Poster Presentation The 48th Lorne Conference on Protein Structure and Function 2023

Protein-based biosensors for clinical-decision support for patients with heart failure (#308)

Roxane RM Mutschler 1
  1. Queensland University of Technology, Teneriffe, QLD, Australia

Early diagnosis, risk stratification and monitoring the response to treatment in patients with heart failure is an unmet clinical need. Heart failure has a 50% mortality rate within 5 years of diagnosis and currently 25% of heart failure patients below 65 years of age are re-hospitalised within 30 days of being discharged. Adequate accessibility to decentralised testing methods such as the use of point-of-care diagnostics are key to accurately identifying and stratifying heart failure patients’ risks after being discharged and avoiding regular and repeated hospitalisations.

To address this current unmet need, we aim to identify and measure salivary-based biomarkers, which are known to be direct causative agents in the development of heart failure, using an engineered enzymatic based point-of-care biosensor. Our research aims to optimise the selection and specificity of the recognition elements to the target analyte using high-throughput directed protein evolution processes such as mRNA display and phage display to select recognition elements with the most desirable functions for recognition of heart failure salivary biomarkers. We will address the key issues of biosensor integration into cost-effective, easy-to-use, portable devices, which are functional in the most remote settings by untrained patients. These biosensors will provide heart failure patients with reliable and easily obtainable information regarding their disease status without the need for reliance on healthcare workers and facilities. This will reshape and refine contemporary heart failure risk stratification models, as opening a new era in precision cardiology.

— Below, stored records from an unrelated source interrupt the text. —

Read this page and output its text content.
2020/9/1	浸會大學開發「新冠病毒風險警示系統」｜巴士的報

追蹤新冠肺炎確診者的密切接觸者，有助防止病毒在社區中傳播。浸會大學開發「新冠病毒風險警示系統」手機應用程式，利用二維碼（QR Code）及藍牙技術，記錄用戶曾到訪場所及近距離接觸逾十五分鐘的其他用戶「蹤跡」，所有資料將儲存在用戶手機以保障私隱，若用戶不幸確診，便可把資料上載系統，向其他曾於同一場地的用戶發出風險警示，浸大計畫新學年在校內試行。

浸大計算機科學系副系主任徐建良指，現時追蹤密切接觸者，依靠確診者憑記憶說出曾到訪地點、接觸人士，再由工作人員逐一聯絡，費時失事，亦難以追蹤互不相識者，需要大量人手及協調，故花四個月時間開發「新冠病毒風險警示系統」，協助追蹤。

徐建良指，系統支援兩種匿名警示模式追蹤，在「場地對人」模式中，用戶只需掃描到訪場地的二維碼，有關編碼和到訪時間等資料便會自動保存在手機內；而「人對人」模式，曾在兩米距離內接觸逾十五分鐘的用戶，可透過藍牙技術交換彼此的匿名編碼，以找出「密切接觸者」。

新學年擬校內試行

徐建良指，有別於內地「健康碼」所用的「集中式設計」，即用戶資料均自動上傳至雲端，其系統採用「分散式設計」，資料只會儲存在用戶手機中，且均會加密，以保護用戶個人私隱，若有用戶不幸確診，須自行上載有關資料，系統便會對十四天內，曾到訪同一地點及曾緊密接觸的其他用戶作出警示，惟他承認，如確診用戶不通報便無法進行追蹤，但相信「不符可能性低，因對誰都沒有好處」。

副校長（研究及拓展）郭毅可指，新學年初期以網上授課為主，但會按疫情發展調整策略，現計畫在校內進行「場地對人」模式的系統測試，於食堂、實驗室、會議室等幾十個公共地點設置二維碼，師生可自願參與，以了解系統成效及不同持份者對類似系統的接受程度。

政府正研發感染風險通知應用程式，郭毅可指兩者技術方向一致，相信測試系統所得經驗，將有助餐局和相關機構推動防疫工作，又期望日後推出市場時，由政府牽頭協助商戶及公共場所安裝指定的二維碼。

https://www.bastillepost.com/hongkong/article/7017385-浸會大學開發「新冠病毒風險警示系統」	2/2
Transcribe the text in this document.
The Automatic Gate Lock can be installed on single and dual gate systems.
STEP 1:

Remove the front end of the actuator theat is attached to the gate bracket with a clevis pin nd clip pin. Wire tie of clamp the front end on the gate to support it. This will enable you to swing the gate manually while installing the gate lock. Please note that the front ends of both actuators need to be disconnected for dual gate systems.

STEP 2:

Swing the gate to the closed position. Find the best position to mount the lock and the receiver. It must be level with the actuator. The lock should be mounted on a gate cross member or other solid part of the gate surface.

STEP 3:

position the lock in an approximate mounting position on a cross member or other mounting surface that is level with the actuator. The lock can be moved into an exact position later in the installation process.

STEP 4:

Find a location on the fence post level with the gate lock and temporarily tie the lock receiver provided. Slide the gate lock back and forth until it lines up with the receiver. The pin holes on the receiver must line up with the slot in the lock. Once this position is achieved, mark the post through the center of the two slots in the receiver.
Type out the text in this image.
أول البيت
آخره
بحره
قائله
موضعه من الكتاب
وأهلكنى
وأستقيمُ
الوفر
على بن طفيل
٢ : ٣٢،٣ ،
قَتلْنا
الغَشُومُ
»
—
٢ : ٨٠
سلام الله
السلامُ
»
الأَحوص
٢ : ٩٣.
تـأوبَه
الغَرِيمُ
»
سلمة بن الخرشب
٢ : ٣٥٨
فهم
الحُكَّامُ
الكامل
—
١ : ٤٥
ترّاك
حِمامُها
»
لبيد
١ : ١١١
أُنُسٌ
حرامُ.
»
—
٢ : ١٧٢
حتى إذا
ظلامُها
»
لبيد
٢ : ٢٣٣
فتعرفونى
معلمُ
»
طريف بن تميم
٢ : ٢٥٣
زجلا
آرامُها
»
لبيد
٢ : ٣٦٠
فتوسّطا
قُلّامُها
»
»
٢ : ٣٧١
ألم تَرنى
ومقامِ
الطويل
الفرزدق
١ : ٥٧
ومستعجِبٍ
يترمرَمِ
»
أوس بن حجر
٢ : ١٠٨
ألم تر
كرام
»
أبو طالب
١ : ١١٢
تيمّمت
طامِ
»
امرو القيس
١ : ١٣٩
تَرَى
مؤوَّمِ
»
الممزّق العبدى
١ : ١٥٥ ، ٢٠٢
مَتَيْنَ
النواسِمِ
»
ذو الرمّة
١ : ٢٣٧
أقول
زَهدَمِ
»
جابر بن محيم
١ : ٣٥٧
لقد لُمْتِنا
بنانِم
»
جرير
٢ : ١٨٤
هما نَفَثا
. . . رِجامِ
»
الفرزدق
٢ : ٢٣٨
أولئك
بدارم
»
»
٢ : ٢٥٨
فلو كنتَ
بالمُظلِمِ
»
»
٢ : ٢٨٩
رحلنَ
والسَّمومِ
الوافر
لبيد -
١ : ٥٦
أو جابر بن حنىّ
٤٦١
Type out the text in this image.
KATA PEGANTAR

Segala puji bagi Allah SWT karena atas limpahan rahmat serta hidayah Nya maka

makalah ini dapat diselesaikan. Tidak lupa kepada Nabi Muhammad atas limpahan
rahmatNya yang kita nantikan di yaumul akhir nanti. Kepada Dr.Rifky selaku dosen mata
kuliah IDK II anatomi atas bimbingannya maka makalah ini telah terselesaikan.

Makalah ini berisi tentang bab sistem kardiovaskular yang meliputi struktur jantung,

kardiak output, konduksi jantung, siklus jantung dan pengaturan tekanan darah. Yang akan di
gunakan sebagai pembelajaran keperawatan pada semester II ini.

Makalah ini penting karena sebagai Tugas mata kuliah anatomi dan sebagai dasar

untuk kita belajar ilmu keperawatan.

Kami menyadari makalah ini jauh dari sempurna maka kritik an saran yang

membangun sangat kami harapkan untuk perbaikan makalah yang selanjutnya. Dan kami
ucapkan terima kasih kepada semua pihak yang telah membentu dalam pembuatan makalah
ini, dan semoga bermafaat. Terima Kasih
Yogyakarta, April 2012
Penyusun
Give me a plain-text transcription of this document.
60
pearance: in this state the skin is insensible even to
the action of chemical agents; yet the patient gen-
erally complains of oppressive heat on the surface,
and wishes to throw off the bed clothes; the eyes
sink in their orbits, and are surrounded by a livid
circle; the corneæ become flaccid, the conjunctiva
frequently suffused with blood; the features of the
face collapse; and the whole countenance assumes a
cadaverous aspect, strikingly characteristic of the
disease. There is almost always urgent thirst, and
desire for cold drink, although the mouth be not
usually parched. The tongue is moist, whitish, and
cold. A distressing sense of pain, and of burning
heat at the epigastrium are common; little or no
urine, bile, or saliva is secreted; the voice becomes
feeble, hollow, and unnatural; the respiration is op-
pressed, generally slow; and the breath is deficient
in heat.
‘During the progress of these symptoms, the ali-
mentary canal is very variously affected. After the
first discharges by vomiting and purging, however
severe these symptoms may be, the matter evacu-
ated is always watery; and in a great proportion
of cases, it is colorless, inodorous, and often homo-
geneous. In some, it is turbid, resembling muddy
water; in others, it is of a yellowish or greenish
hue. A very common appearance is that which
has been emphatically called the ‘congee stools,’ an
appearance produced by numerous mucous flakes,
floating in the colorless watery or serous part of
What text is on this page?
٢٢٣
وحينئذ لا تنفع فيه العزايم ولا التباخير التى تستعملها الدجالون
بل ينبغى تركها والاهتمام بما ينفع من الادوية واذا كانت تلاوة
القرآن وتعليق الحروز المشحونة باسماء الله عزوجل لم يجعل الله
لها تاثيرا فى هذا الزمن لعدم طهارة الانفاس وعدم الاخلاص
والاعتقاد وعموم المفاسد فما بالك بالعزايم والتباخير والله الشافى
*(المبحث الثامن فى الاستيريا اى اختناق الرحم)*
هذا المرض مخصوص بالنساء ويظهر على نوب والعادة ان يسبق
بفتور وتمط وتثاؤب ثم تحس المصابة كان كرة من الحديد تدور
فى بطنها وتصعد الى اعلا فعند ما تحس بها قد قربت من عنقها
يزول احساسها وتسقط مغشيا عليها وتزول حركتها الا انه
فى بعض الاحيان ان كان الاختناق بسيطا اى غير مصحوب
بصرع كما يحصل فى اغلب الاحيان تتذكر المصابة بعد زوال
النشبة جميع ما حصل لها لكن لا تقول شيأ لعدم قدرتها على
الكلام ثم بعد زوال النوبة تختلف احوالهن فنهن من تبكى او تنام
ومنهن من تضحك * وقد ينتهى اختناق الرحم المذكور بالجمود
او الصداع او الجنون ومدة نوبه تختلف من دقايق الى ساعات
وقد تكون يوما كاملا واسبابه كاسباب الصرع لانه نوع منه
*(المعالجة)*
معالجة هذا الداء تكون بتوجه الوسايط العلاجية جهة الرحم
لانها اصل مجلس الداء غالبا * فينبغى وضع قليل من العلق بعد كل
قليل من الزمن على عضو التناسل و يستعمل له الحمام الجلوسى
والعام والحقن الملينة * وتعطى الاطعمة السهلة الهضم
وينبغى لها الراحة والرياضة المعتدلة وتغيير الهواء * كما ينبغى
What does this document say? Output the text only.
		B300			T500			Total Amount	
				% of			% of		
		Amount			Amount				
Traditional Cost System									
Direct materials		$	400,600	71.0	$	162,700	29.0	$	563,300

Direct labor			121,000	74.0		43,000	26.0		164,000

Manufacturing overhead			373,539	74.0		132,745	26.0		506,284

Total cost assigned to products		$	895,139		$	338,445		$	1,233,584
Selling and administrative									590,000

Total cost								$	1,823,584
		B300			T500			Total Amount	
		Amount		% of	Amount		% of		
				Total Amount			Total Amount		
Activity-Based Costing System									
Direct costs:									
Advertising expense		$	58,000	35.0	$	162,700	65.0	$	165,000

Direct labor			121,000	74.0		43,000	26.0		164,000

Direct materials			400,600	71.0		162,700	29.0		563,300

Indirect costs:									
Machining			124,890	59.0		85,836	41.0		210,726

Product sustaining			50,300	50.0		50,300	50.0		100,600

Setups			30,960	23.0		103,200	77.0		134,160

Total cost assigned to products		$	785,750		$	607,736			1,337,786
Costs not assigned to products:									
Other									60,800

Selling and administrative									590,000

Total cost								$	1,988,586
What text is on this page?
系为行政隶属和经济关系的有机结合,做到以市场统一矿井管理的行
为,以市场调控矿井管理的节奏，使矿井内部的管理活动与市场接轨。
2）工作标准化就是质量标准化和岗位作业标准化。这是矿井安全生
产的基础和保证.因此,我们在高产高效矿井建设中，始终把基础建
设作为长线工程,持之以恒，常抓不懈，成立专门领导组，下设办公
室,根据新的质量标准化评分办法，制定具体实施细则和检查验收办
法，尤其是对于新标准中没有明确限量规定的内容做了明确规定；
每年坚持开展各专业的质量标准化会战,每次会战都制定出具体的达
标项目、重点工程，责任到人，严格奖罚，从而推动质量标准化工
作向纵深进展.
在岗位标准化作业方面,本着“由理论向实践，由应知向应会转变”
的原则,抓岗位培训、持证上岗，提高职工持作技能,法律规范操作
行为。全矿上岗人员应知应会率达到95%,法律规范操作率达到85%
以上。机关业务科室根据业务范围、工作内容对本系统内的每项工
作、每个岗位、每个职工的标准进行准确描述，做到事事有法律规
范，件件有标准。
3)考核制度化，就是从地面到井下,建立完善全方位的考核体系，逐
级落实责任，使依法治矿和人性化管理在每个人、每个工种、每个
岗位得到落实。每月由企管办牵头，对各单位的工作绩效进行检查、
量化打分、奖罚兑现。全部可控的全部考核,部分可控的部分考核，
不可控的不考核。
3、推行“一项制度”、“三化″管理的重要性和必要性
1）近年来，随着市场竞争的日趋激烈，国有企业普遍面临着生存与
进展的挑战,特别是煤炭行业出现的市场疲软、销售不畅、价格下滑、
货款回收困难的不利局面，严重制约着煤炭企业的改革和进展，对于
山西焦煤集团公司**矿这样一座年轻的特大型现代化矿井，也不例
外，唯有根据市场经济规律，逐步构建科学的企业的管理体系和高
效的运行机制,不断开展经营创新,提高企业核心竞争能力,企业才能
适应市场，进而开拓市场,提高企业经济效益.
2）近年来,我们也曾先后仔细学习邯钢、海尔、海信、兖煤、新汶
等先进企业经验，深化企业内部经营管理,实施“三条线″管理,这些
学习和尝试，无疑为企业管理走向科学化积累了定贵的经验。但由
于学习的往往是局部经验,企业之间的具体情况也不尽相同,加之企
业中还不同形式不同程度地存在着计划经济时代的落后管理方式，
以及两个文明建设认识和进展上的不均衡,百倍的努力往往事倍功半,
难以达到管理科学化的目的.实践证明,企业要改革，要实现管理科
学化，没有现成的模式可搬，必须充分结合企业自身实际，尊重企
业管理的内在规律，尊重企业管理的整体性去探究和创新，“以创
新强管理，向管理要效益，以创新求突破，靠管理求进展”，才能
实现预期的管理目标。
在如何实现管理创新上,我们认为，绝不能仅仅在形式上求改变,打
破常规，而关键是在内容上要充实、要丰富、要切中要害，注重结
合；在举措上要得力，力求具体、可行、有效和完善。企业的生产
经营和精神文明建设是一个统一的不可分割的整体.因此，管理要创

Ultimately, the process of engineering these protein-based biosensors into point-of-care, saliva-based diagnostic platforms for the detection and triaging of heart failure patients will be undertaken. The main bottleneck of the current diagnostic biosensor platform remains the applicability of these sensors to a wide range of analytes in various sample formats, the response time between sample-to-answer results and their integration into cheap, rapid, efficient, portable, and commercially manufactured elements.